My October 50K did me in. I felt good after the run. But a week later I ran six miles, and my bruised heel returned. The next weekend I ran ten, and I finished in an ugly limp. I called up Tom. He’s a local orthopedic surgeon, and he’s a pretty strong athlete. He’s still a triathlete, a real one—he just ran an Ironman a couple of months ago. He’s had PF, too. He poked once, twice at my heel and gave me the news. He showed me a stretch and told me to ice and rest.
But I still had the Twisted Turkey to finish my annual racing calendar. I always run this race. I already paid for it. Tom said it wouldn’t do much harm, just slow down my recovery. So after a month of not running, I jogged a 15K, and I haven’t wanted to go running since.
I guess I’m still a cyclist. But I don’t ride much. And now the weather’s getting cold… (sigh). I ride to work every day, but that doesn’t really count. The round trip is a mile.

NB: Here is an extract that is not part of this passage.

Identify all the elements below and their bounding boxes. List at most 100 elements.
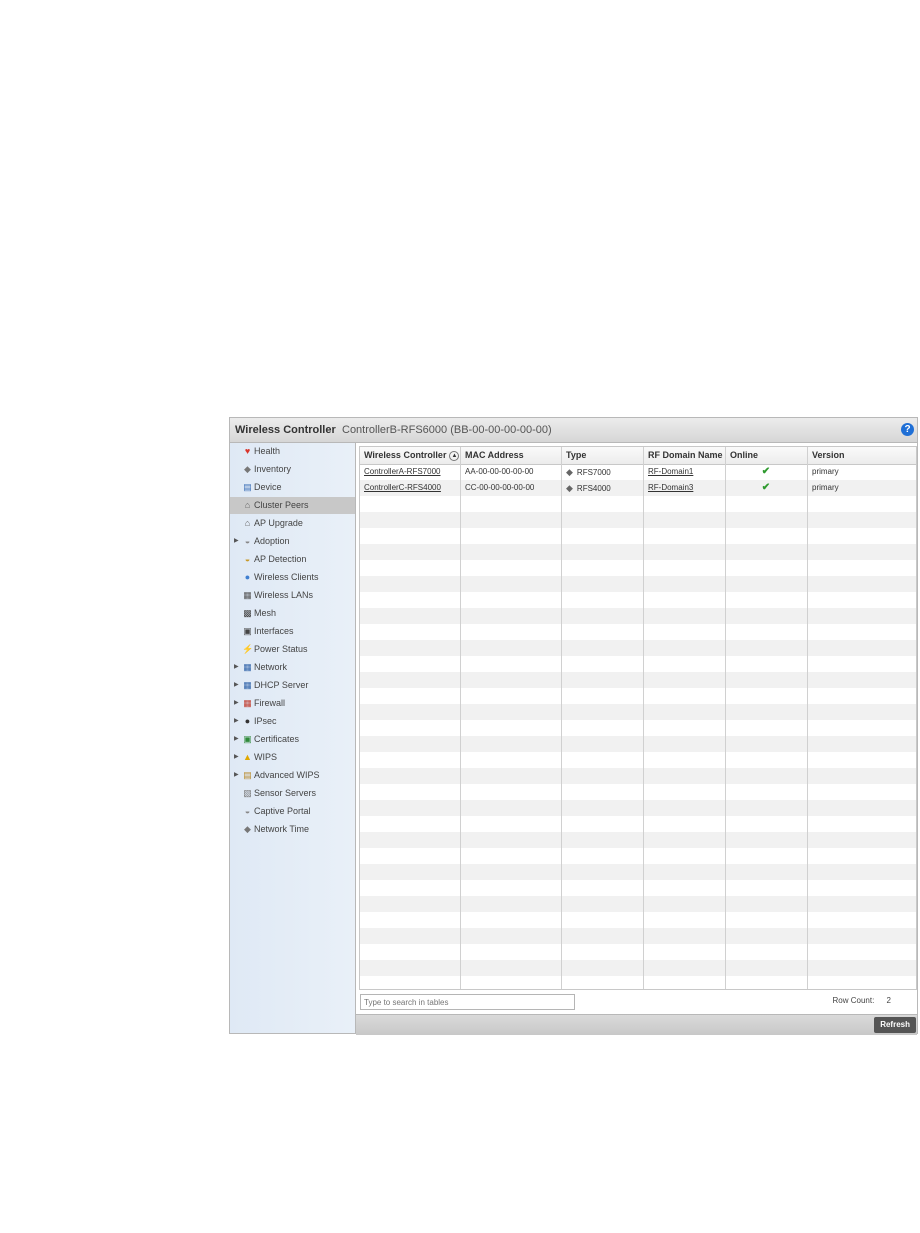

What I’ve been doing for the past couple of months is spinning. I’m an indoor cycle instructor—I get paid while I workout, so in my mind that makes me a professional athlete. I play an hour of music and I choreograph a challenging ride for a room full of people. Lots of intervals, lots of speedwork, lots of climbing, and slow grinding flats. Each week, I teach my class, and I pick up a couple of extra hours on a spin bike—either subbing for another instructor or simply hopping onto a bike with a set of headphones.
Cardiovascularly, spinning’s a good approximation of a running workout. And because I’ve been running for forty years, I’m not concerned about losing my fitness. My muscles will remember what to do when I return to running. Plus, I can’t get any slower.
I’ve been dreading this injury for years. Worried about the overuse injury that knocks me off running for two or three months. But since it happened just before winter, and because I’ve met all of my annual running goals, I don’t seem to care at all. This just gives me permission to be coddled, to keep my winter workouts indoors. I’m not going to worry about the approaching sub-zero temperatures and the short hours of daylight, those winter challenges that leave me wondering when I’m going to run.
Because I’m not going to run. I’m going to put my music library on shuffle and veg-out for ninety-minute increments in the spin room at my work.